4) St. Rose of Viterbo – Age 18
St. Rose of Viterbo died when she was 18, which means she was just on the cusp of adulthood. But her incredible life of holiness during her childhood and teen years show why she deserves to be on this list. Besides, how many of us were saints by the age of 18??

Born around 1233, even as a small child Rose wanted to pray and help the poor. More than that, early on she displayed miraculous gifts. At the age of three, she apparently appeared to bring her aunt back from the dead.
At the age of 7, she decided to live the life of a recluse, closed off from the world most of the time, engaged in prayer and penance. When she was 10, it is said that the Blessed Virgin Mary appeared to her and instructed her to enter the Third Order of St. Francis and to go preach in a nearby town. She entered the order, started wearing a habit, and would walk around town holding a crucifix, exhorting people to live a Christian life faithful to the Catholic Church.

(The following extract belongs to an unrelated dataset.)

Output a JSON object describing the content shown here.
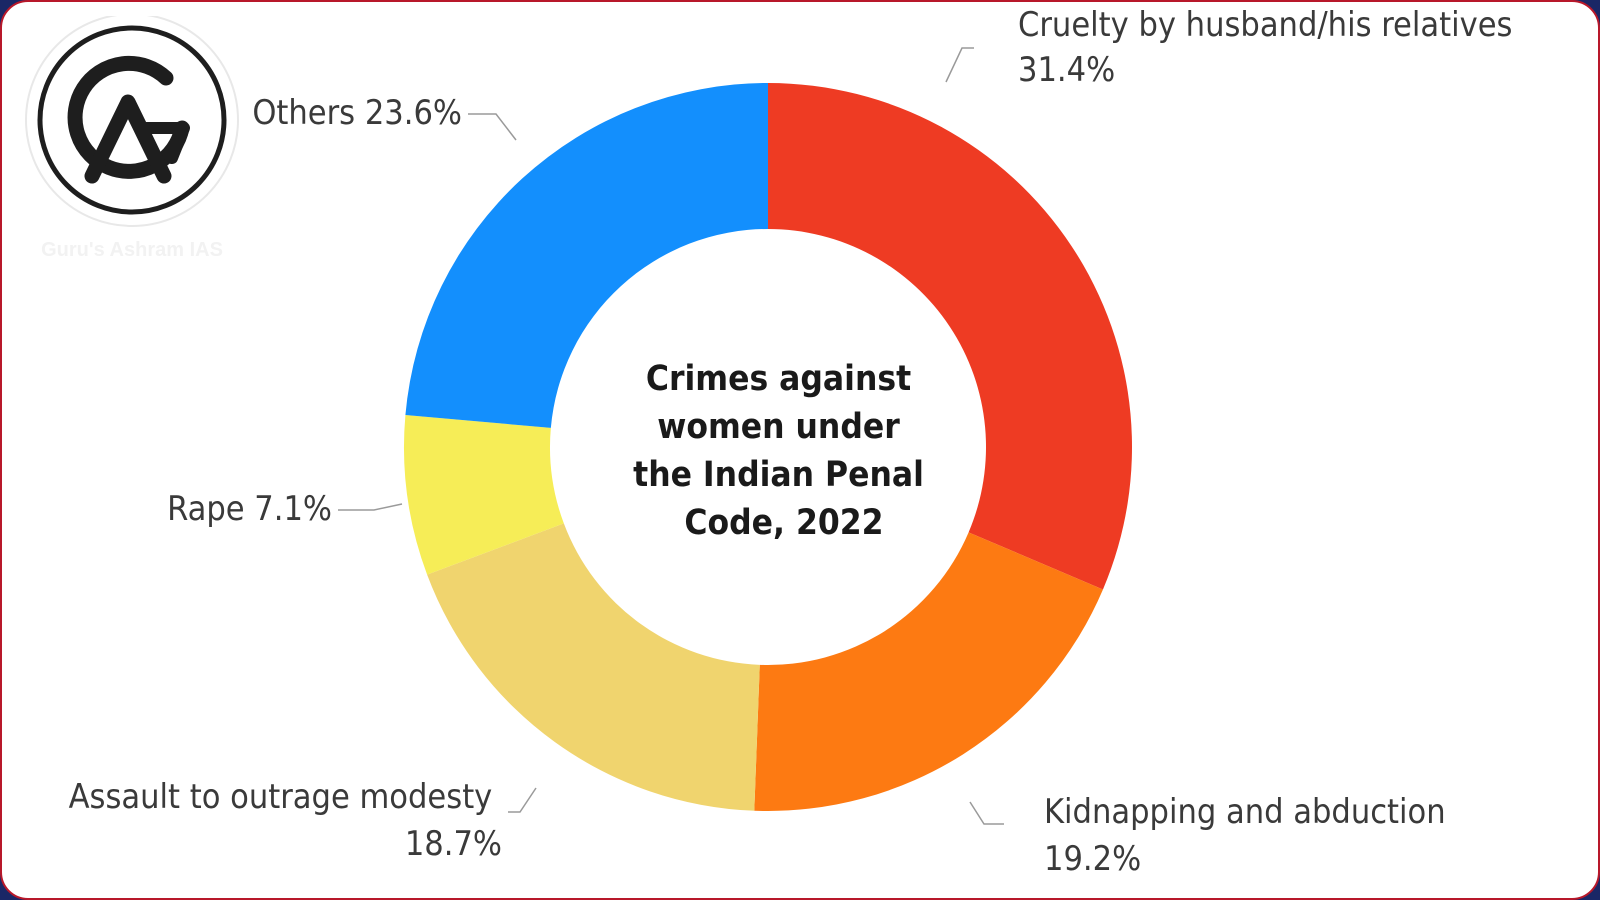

When she was 15, she attempted to found a monastery, but failed. After that, she continued to live a recluse lifestyle, only infrequently going in public, and only to exhort people to penance. Two years later, her town erupted in revolt against the pope. Because she and her family supported the pope, they were exiled. Soon after, though, they were allowed to return.
When she heard that a nearby town was being oppressed by a sorceress, she visited and won the conversion of everyone in the town – including the sorceress. Her method? She stood unharmed for 3 hours in a large fire.
At the age of 18, she died of a heart condition. Within a year, Pope Innocent IV opened the cause for her canonization, which eventually took place in 1457.
5) St. Agnes of Rome – Age 13
St. Agnes was born to a noble Christian family in A.D. 291. She was a beautiful young girl and, combined with her noble background, had many suitors. She had intense devotion to her faith however, wished to remain a virgin for the kingdom of God, and showed little interest in the suitors. Offended, some of them reported to the Roman authorities that she was a Christian.

Refusing to renounce her faith, a Roman official ordered that she be stripped naked and dragged through the streets to a brothel. In one version of her story, her hair miraculously grew long and covered her body. At the brothel, any man who tried to rape her was immediately made blind.
Undaunted, she was eventually tried in court and sentenced to death. Soldiers tied to her to stake, but when they lit the fire, she wouldn’t burn. So a Roman officer stabbed her with his sword, finally killing her.